Hatta günümüzde daha da çok önem arz etmeye başlayan ve sansürle savaşta gündeme çokça gelen proxy (vekil sunucu) tekniğiyle ilgili uygulamalara ilişkin ise  aynı maddenin `e` bendinde: eğer erişim sağlayıcı kullanıcılarına vekil sunucu hizmeti sunuyor ise; vekil sunucu trafik bilgisini bir yıl saklamakla, bu bilgilerin doğruluğunu, bütünlüğünü oluşan verilerin dosya bütünlük değerlerini zaman damgası ile birlikte muhafaza etmek ve gizliliğini temin etmekle yükümlüdür denilmektedir.

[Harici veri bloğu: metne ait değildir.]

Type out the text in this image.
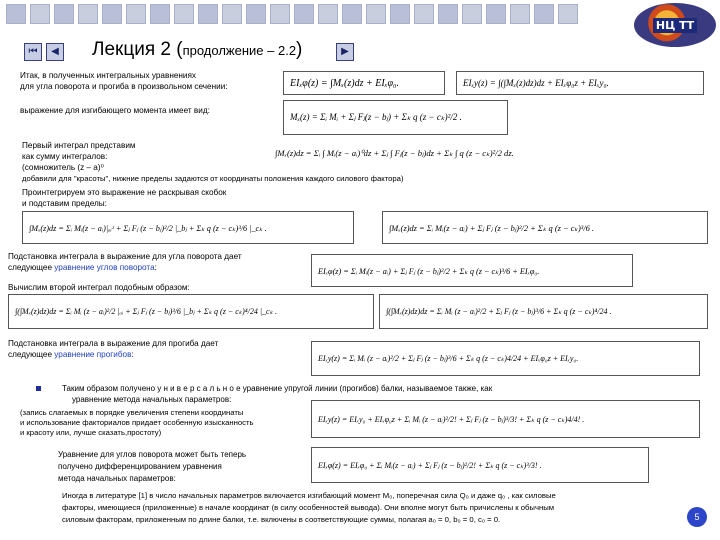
НЦ ТТ
⏮	◀	▶
Лекция 2 (продолжение – 2.2)
Итак, в полученных интегральных уравнениях
для угла поворота и прогиба в произвольном сечении:	EIₓφ(z) = ∫Mₓ(z)dz + EIₓφ₀.	EIₓy(z) = ∫(∫Mₓ(z)dz)dz + EIₓφ₀z + EIₓy₀.
выражение для изгибающего момента имеет вид:
Mₓ(z) = Σᵢ Mᵢ + Σⱼ Fⱼ(z − bⱼ) + Σₖ q (z − cₖ)²/2 .
Первый интеграл представим
как сумму интегралов:
(сомножитель (z – a)⁰
добавили для "красоты", нижние пределы задаются от координаты положения каждого силового фактора)
∫Mₓ(z)dz = Σᵢ ∫ Mᵢ(z − aᵢ)⁰dz + Σⱼ ∫ Fⱼ(z − bⱼ)dz + Σₖ ∫ q (z − cₖ)²/2 dz.
Проинтегрируем это выражение не раскрывая скобок
и подставим пределы:
∫Mₓ(z)dz = Σᵢ Mᵢ(z − aᵢ)|ₐᵢᶻ + Σⱼ Fⱼ (z − bⱼ)²/2 |_bⱼ + Σₖ q (z − cₖ)³/6 |_cₖ .	∫Mₓ(z)dz = Σᵢ Mᵢ(z − aᵢ) + Σⱼ Fⱼ (z − bⱼ)²/2 + Σₖ q (z − cₖ)³/6 .
Подстановка интеграла в выражение для угла поворота дает
следующее уравнение углов поворота:	EIₓφ(z) = Σᵢ Mᵢ(z − aᵢ) + Σⱼ Fⱼ (z − bⱼ)²/2 + Σₖ q (z − cₖ)³/6 + EIₓφ₀.
Вычислим второй интеграл подобным образом:
∫(∫Mₓ(z)dz)dz = Σᵢ Mᵢ (z − aᵢ)²/2 |ₐᵢ + Σⱼ Fⱼ (z − bⱼ)³/6 |_bⱼ + Σₖ q (z − cₖ)⁴/24 |_cₖ .	∫(∫Mₓ(z)dz)dz = Σᵢ Mᵢ (z − aᵢ)²/2 + Σⱼ Fⱼ (z − bⱼ)³/6 + Σₖ q (z − cₖ)⁴/24 .
Подстановка интеграла в выражение для прогиба дает
следующее уравнение прогибов:	EIₓy(z) = Σᵢ Mᵢ (z − aᵢ)²/2 + Σⱼ Fⱼ (z − bⱼ)³/6 + Σₖ q (z − cₖ)4/24 + EIₓφ₀z + EIₓy₀.
Таким образом получено у н и в е р с а л ь н о е уравнение упругой линии (прогибов) балки, называемое также, как
уравнение метода начальных параметров:
(запись слагаемых в порядке увеличения степени координаты
и использование факториалов придает особенную изысканность
и красоту или, лучше сказать,простоту)
EIₓy(z) = EIₓy₀ + EIₓφ₀z + Σᵢ Mᵢ (z − aᵢ)²/2! + Σⱼ Fⱼ (z − bⱼ)³/3! + Σₖ q (z − cₖ)4/4! .
Уравнение для углов поворота может быть теперь
получено дифференцированием уравнения
метода начальных параметров:
EIₓφ(z) = EIₓφ₀ + Σᵢ Mᵢ(z − aᵢ) + Σⱼ Fⱼ (z − bⱼ)²/2! + Σₖ q (z − cₖ)³/3! .
Иногда в литературе [1] в число начальных параметров включается изгибающий момент M₀, поперечная сила Q₀ и даже q₀ , как силовые
факторы, имеющиеся (приложенные) в начале координат (в силу особенностей вывода). Они вполне могут быть причислены к обычным
силовым факторам, приложенным по длине балки, т.е. включены в соответствующие суммы, полагая a₀ = 0, b₀ = 0, c₀ = 0.	5
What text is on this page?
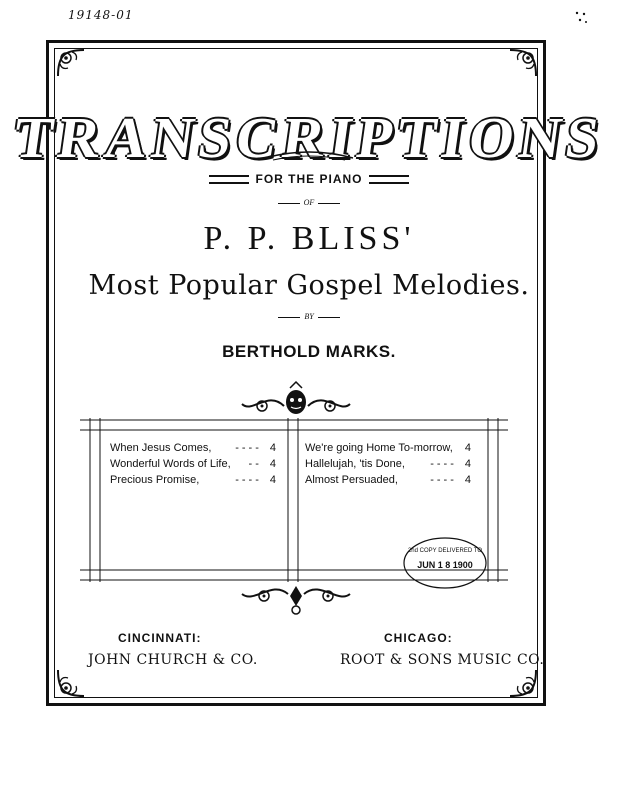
19148-01
TRANSCRIPTIONS
FOR THE PIANO
OF
P. P. BLISS'
Most Popular Gospel Melodies.
BY
BERTHOLD MARKS.
When Jesus Comes,	---- 4
Wonderful Words of Life,	-- 4
Precious Promise,	---- 4
We're going Home To-morrow, 4
Hallelujah, 'tis Done,	---- 4
Almost Persuaded,	---- 4
2nd COPY DELIVERED TO
JUN 1 8 1900
CINCINNATI:
JOHN CHURCH & CO.
CHICAGO:
ROOT & SONS MUSIC CO.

Bu yükümlülükler yerine getirilmedğinde ise idari para cezaları gündeme gelecektir. Öyle ki: yönetmeliğin 9/2 maddesine göre: bu yönetmelikte yer alan yükümlülüklerden birini yerine getirmeyen erişim sağlayıcısına, Başkanlık tarafından onbin Yeni Türk Lirasından ellibin Yeni Türk Lirasına kadar idarî para cezası verilir. Ancak yer sağlayıcıya getirilen log tutma yükümlülüğünün ihlali halinde ceza verilmesi gerekeceğine ilişkin bir hokum yönetmeliğin hiçbir maddesinde yoktur. Bu cezasızlık halinin teknik imkansızlığa ilişkin olabileceği düşünülebilir. Öyle ki: yönetmeliğe göre yer sağlayıcılar trafik bilgisini altı ay saklamakla ve de bu bilgilerin doğruluğunu, bütünlüğünü, oluşan verilerin dosya bütünlük değerlerini (hash) zaman damgası ile birlikte saklamak ve gizliliğini temin etmekle yükümlüdürler: ancak bu loglamanın hash değeri alınarak yapılmasının gerekmesi noktasından hareketle bu hash değerinin hangi program ya da algoritmayla alınacağı konusunda bir yönlendirme bulunmamaktadır. Örneğin http://5651log.org/ gibi sitelerde bu iş için özel yazılımlardan bahsedilmektedir.

3. soru
Bilişim sistemlerinin işleyişinin engellenmesi, bozulması verilerin yok edilmesi veya değiştirilmesi Türk Ceza Kanunu3’na göre suç sayılmaktadırlar. “Bilişim Sistemine Girme” başlığı taşıyan, 243. maddeye göre; bir bilişim sisteminin bütününe veya bir kısmına, hukuka aykırı olarak giren ve orada kalmaya devam eden kişilere verilecek ceza bir yıla kadar hapis veya adli para cezası olarak düzenlenmiştir. Bu suç tipinde yargılama yapmaya görevli mahkeme de Sulh Ceza Mahkemesidir. Ayrıca 243. maddenin üçüncü fıkrasında işlenen fiiler nedeniyle sistemdeki verilerin yok olması veya değişmesi halinde suçu işleyen kişiye Sulh Ceza Mahkemesi tarafından, altı aydan iki yıla kadar hapis cezası verileceği düzenlenmiştir.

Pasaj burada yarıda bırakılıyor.